Posted by: bullpin | Oct 19, 2008 11:50:33 AM

If you walk in a circle, are you making progress?

Banks will not lend because they fear the loans cannot be repaid, so the Fed and the Treasury is dumping trillions into the system so the banks will lend, yet lending to those who couldn't repay is what got us here to start.

I am so confused!

Posted by: Winston Munn | Oct 19, 2008 11:52:55 AM

(yuck, no coffee yet) Fed and Treasury are

Posted by: Winston Munn | Oct 19, 2008 11:55:38 AM

While I definitely agree with your basic criticism of the article, I think it is asinine to say that oil has been cut in half simply due to demand destruction. I mean just how much demand has been destroyed since July? What would that make the price sensitivity to demand if oil dropped 50% due to a modest decrease in demand. If that is the price dynamic for oil, it will be $1000 per barrel by 2020.

In my opinion, there are definitely speculative forces at work in this equation. Oil prices have recently fallen off a cliff, just as they seemed to jump up one near the high price. I am looking for a bounce soon, as the short trade unwinds.

Finally, with the crack spread where it is, refiners should be making a killing...

Posted by: Alex Sebastian | Oct 19, 2008 11:56:05 AM

The main positive is the huge boost to consumer spending that will come from the decline in energy costs. Although the run-up in oil, which punished consumers in the spring and summer, made front-page news, far less attention has been paid to the benefits of petroleum's recent slide...
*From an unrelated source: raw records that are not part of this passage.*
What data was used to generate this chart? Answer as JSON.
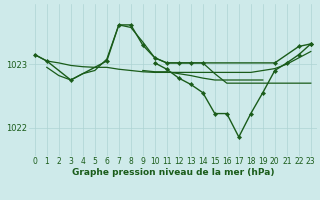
{
  "title": "Graphe pression niveau de la mer (hPa)",
  "bg_color": "#ceeaea",
  "grid_color": "#aed4d4",
  "line_color": "#1a5c1a",
  "xlim": [
    -0.5,
    23.5
  ],
  "ylim": [
    1021.55,
    1023.95
  ],
  "yticks": [
    1022,
    1023
  ],
  "series": [
    {
      "x": [
        0,
        1,
        3,
        6,
        7,
        8,
        9,
        10,
        11,
        12,
        13,
        14,
        20,
        22,
        23
      ],
      "y": [
        1023.15,
        1023.05,
        1022.75,
        1023.05,
        1023.62,
        1023.62,
        1023.3,
        1023.1,
        1023.02,
        1023.02,
        1023.02,
        1023.02,
        1023.02,
        1023.28,
        1023.32
      ],
      "marker": true,
      "lw": 1.0
    },
    {
      "x": [
        0,
        1,
        2,
        3,
        4,
        5,
        6,
        7,
        8,
        9,
        10,
        11,
        12,
        13,
        14,
        15,
        16,
        17,
        18,
        19,
        20,
        21,
        22,
        23
      ],
      "y": [
        1023.15,
        1023.05,
        1023.02,
        1022.98,
        1022.96,
        1022.95,
        1022.95,
        1022.92,
        1022.9,
        1022.88,
        1022.87,
        1022.87,
        1022.87,
        1022.87,
        1022.87,
        1022.87,
        1022.87,
        1022.87,
        1022.87,
        1022.9,
        1022.93,
        1023.0,
        1023.1,
        1023.2
      ],
      "marker": false,
      "lw": 0.9
    },
    {
      "x": [
        1,
        2,
        3,
        4,
        5,
        6,
        7,
        8,
        9,
        10,
        11,
        12,
        13,
        14,
        15,
        16,
        17,
        18,
        19,
        20,
        21,
        22,
        23
      ],
      "y": [
        1022.95,
        1022.82,
        1022.75,
        1022.85,
        1022.9,
        1023.08,
        1023.62,
        1023.58,
        1023.35,
        1023.1,
        1023.02,
        1023.02,
        1023.02,
        1023.02,
        1022.85,
        1022.7,
        1022.7,
        1022.7,
        1022.7,
        1022.7,
        1022.7,
        1022.7,
        1022.7
      ],
      "marker": false,
      "lw": 0.9
    },
    {
      "x": [
        10,
        11,
        12,
        13,
        14,
        15,
        16,
        17,
        18,
        19,
        20,
        21,
        22,
        23
      ],
      "y": [
        1023.02,
        1022.92,
        1022.78,
        1022.68,
        1022.55,
        1022.22,
        1022.22,
        1021.85,
        1022.22,
        1022.55,
        1022.9,
        1023.02,
        1023.15,
        1023.32
      ],
      "marker": true,
      "lw": 1.0
    },
    {
      "x": [
        9,
        10,
        11,
        12,
        13,
        14,
        15,
        16,
        17,
        18,
        19
      ],
      "y": [
        1022.9,
        1022.88,
        1022.88,
        1022.85,
        1022.82,
        1022.78,
        1022.75,
        1022.75,
        1022.75,
        1022.75,
        1022.75
      ],
      "marker": false,
      "lw": 0.9
    }
  ],
  "tick_fontsize": 5.5,
  "title_fontsize": 6.5,
  "xlabel_color": "#1a5c1a"
}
I didn't even keep reading after this. Is this guy serious? So let me get this straight, oil is going up, that's why the market is having a hard time (couldn't be the credit crisis or the shit economy right?) and now, we are just going to take off because gasoline prices are coming down.

What a joke, you can do some simple math to realize that this isn't going to bring the consumer back. The family budget is still pinched (food, healthcare, college, etc. etc.) and the averaged consumer still too levered up (mortgage, credit card, auto loans, etc.) My guess is the current drop in gas prices will not provide a greater annual savings for the average consumer than the $600 given for the stimulus, we saw how great that was for the economy.

Anyone who thinks that the consumer will lead us out of this simply does not understand how tapped out the average consumer is. Why would I want to get excited about a consumer expansion or spending spree anyway, we need real expansion, not a new round of over spending.

Finally, this was never about oil, it's about housing and until you go to the source we have problems.